I have fitted a general linear model $$y=\beta_0+\beta_1x_1+\beta_2x_2+\beta_3x_3,$$ whose log likelihood is $L_u$.
Now I wish to test if the coefficients are the same.
- First, overall test: the log likelihood of the reduced model $y=\beta_0+\beta_1\cdot(x_1+x_2+x_3)$ is $L_r$. By likelihood ratio test, the full model is significantly better than the reduced one with $p=0.02$.
- Next, $\beta_1=\beta_2$? The reduced model is $y=\beta_0+\beta_1\cdot(x_1+x_2)+\beta_2x_3$. The result is, $\beta_1$ is NOT different from $\beta_2$ with $p=0.15$.

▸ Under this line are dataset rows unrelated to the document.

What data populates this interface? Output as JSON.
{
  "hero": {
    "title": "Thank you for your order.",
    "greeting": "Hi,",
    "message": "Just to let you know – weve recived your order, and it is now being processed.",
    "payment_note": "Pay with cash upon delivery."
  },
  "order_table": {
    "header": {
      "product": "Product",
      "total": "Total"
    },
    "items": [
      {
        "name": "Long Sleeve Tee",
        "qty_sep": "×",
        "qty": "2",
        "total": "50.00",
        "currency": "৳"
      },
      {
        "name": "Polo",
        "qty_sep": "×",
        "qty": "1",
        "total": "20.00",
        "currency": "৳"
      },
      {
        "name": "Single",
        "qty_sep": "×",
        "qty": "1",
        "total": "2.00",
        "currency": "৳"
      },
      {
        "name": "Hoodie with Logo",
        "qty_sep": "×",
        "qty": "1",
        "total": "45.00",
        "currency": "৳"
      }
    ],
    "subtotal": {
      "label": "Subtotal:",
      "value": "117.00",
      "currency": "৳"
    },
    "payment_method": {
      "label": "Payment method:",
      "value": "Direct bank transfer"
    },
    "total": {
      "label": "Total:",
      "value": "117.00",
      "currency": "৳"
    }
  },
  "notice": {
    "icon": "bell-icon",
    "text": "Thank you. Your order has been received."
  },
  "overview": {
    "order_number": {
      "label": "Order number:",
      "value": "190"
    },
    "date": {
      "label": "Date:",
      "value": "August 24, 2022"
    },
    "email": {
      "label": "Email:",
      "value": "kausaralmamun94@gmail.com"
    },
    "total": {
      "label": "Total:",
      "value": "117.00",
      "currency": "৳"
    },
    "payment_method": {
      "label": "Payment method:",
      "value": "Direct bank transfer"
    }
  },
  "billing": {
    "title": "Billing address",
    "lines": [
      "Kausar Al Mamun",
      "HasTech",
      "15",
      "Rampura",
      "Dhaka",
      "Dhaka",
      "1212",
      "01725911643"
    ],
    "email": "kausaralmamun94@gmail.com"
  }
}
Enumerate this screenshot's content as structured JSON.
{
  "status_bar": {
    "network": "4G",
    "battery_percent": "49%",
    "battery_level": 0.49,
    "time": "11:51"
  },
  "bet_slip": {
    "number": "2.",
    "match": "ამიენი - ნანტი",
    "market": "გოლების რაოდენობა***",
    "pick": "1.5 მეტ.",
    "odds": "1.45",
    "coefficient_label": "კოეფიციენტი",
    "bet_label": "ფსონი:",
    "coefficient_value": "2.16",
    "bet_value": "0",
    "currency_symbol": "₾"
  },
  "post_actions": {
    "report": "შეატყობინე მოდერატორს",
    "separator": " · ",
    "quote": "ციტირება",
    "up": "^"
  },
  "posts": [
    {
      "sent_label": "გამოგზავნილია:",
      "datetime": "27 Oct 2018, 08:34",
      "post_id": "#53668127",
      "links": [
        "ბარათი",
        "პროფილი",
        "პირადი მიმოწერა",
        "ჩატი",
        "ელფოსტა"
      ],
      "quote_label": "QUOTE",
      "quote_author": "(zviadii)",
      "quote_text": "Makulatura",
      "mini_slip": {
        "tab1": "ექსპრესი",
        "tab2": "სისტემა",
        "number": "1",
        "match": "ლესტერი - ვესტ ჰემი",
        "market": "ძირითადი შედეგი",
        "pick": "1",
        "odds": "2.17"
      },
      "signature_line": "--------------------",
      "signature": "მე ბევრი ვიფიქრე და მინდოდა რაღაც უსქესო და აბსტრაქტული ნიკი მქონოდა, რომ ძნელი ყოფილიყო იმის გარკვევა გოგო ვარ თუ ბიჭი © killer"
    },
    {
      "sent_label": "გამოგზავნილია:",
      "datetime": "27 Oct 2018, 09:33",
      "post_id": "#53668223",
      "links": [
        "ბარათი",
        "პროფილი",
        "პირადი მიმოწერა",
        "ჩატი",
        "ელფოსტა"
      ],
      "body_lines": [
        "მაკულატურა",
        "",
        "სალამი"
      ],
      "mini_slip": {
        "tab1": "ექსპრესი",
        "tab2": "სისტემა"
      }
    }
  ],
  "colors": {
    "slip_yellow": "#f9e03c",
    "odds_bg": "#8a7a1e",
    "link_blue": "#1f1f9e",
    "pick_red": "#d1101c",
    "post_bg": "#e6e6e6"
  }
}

- Similarly, $\beta_1=\beta_3$? They are different with $p=0.007$.
- Finally, $\beta_2=\beta_3$? They are NOT different with $p=0.12$.
This is quite confusing to me, because I expect the overall $p$ to be smaller than $0.007$, since obviously $\beta_1=\beta_2=\beta_3$ is a much stricter criterion than $\beta_1=\beta_3$ (who generates $p=0.007$).
That is, since I am already "$0.007$ confident" that $\beta_1=\beta_3$ does not hold, I should be "more confident" that $\beta_1=\beta_2=\beta_3$ does not hold. So my $p$ should go down.
Am I testing them wrongly? Otherwise, where am I wrong in the reasoning above?